Welcome to “remedy-palooza.”
While that specific term may not take off, it’s not a bad way to describe the vibe right now.
We recently got a final remedy decision in the DOJ v. Google Search antitrust case and we’re in the midst of the remedies trial phase of the DOJ v. Google publisher ad tech antitrust trial.
Closing arguments in the latter case are scheduled for November 17 in Alexandria, Virginia. This reporter will be there in person – and so will our guest on this week’s episode of AdExchanger Talks, Vidushi Dyall, director of legal analysis at the consumer tech advocacy group Chamber of Progress.
Dyall is one of a few people who has tracked Google’s cases from the court rooms themselves. The Google suits are just two among numerous antitrust suits that involve Chamber of Progress members, including Apple, Amazon and Google.
We’ve got the Epic Games suits against Google Android and Apple, plus federal suits against Amazon and Apple for alleged monopolistic control over the online shopping and smartphone markets, respectively.
“There’s no shortage of really fascinating and high-stakes antitrust tech cases going on,” Dyall says.

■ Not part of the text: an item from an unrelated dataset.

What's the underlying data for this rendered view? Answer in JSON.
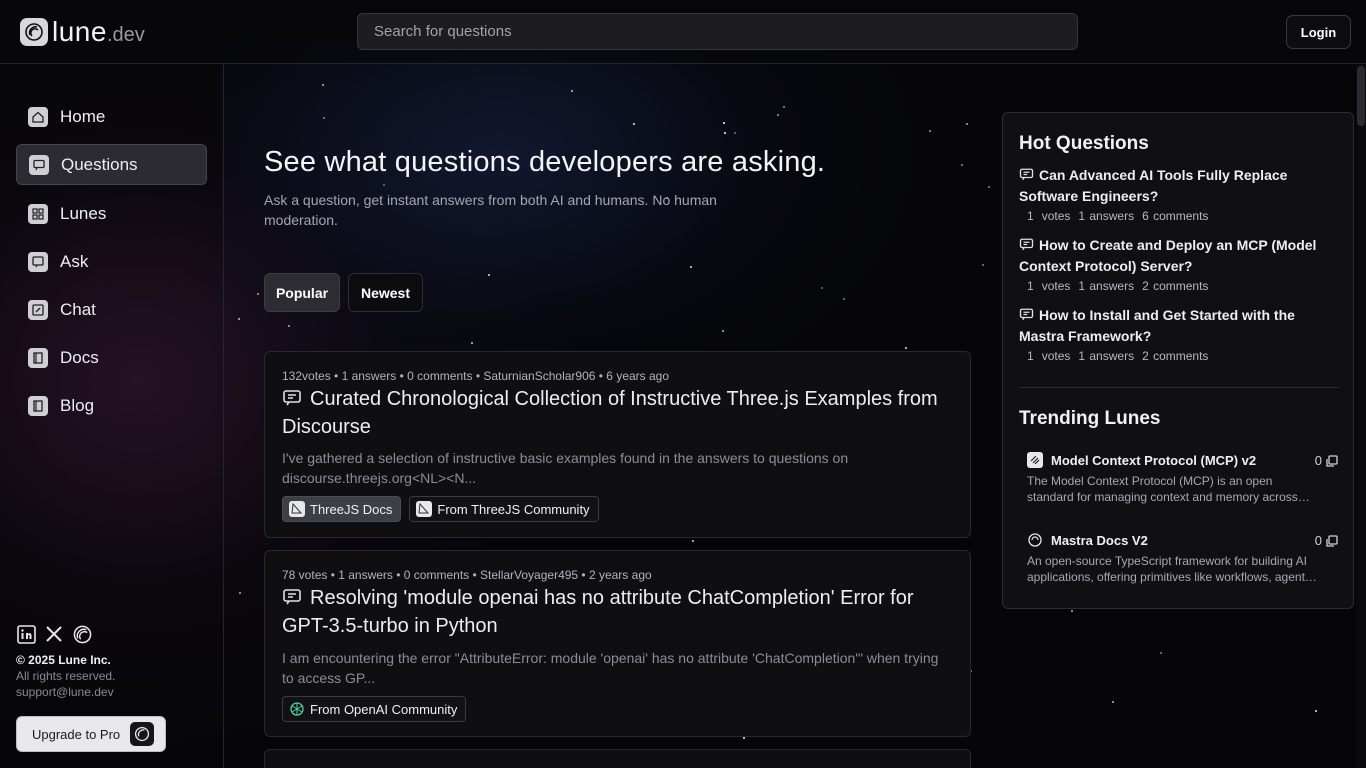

And what about the uncomfortable position of being on the side of Google, as Chamber of Progress is? It’s no fun to be framed as on the side of the evil empire set against the sympathetic rebel alliance. In the ad tech case, that would be publishers.
“I don’t represent them,” Vidushi notes, meaning Google, “but … that’s definitely, I feel, the environment in the courtroom.”
Also this episode: We speculate on how Judge Leonie Brinkema will decide the Google publisher ad tech case and whether we can expect a Google breakup. Also, getting a crash course on ad tech from within a courtroom.